Overall, the range of likely outcomes for Democrats in 2018 is somewhere between 2 and six seats lost in the Senate.
Right now, the most likely outcome from the ’16 Senate races would give Democrats 53 seats going into the midterms. They face a slim shot at 54 if either McCain or Rubio fall victim to a turnout-driven poll shock. They could hit 55 in their best case scenario if both men lose.
If Democrats hold 53 seats after 2016, it is entirely possible that they could retain a bare Senate majority after the 2018 midterms. It is more likely though that they would lose Senate control by a small margin.
A few caveats.
In different circumstances, Republican Jeff Flake in Arizona might have been considered vulnerable. He won his seat by a very narrow margin in 2012 and demographics are moving the state toward the Democrats. However, Flake has been very successful this year in distancing himself from Donald Trump. Arizona offers a lot of promise for Democrats in general, but unless he does something outlandish, Flake shouldn’t face a tough re-election race.
Why isn’t Michigan on the list? Michigan hasn’t been competitive for Republicans at the national level for a very long time. Democrat Gary Peters won his Senate seat in the 2014 Republican wave election. Barring some candidate meltdown registering on the Larry Craig scale, Michigan is now a blue state at the federal level. Instead of worrying about the US Senate, Republicans in Michigan will have a fight on their hands to retain their influence at the state level.
And finally, Republicans can expect that their off-year advantage will continue to weaken. Hardcore Republican old people are dying off and they are not being replaced. With each passing year replacement voters are less white, less bigoted, and more adept at living in the Internet age. To put it another way, the fresh new oldsters are incrementally less likely to believe crazy shit they read on Facebook or Breitbart and incrementally less paranoid.
Meanwhile a very large wave of younger voters are just moving into voting age. By that I mean the real voting age: about 35. Almost no one under 35 votes consistently.

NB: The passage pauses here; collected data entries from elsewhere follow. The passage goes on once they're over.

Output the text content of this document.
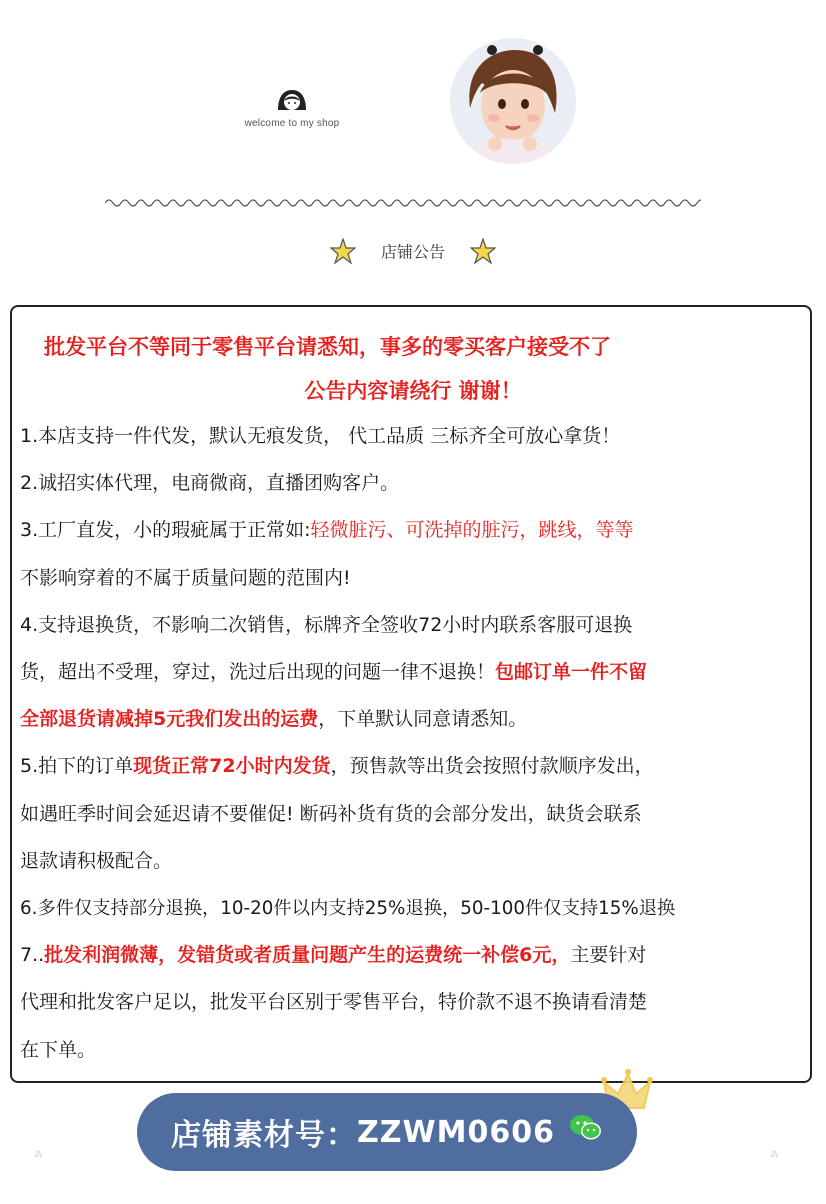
welcome to my shop
店铺公告
批发平台不等同于零售平台请悉知，事多的零买客户接受不了
公告内容请绕行 谢谢！
1.本店支持一件代发，默认无痕发货， 代工品质 三标齐全可放心拿货！
2.诚招实体代理，电商微商，直播团购客户。
3.工厂直发，小的瑕疵属于正常如:轻微脏污、可洗掉的脏污，跳线，等等
不影响穿着的不属于质量问题的范围内!
4.支持退换货，不影响二次销售，标牌齐全签收72小时内联系客服可退换
货，超出不受理，穿过，洗过后出现的问题一律不退换！包邮订单一件不留
全部退货请减掉5元我们发出的运费，下单默认同意请悉知。
5.拍下的订单现货正常72小时内发货，预售款等出货会按照付款顺序发出，
如遇旺季时间会延迟请不要催促! 断码补货有货的会部分发出，缺货会联系
退款请积极配合。
6.多件仅支持部分退换，10-20件以内支持25%退换，50-100件仅支持15%退换
7..批发利润微薄，发错货或者质量问题产生的运费统一补偿6元，主要针对
代理和批发客户足以，批发平台区别于零售平台，特价款不退不换请看清楚
在下单。
店铺素材号： ZZWM0606
⁂	⁂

This younger cohort is more uniformly liberal than this country has ever seen. Yes, more liberal than the Boomers in the 60’s.
They are the country’s largest demographic and the leading edge of them will be 37 in time for the 2018 election. By the middle of the next decade half of them will have entered midlife and completely transformed our politics. Republicans are not remotely competitive among this demographic, struggling to hang on to second place in close competition from third parties.
In summary, it remains likely that Democrats will lose control of the Senate by a narrow margin in 2018, but this is the last stand of the Republican Party as we know it.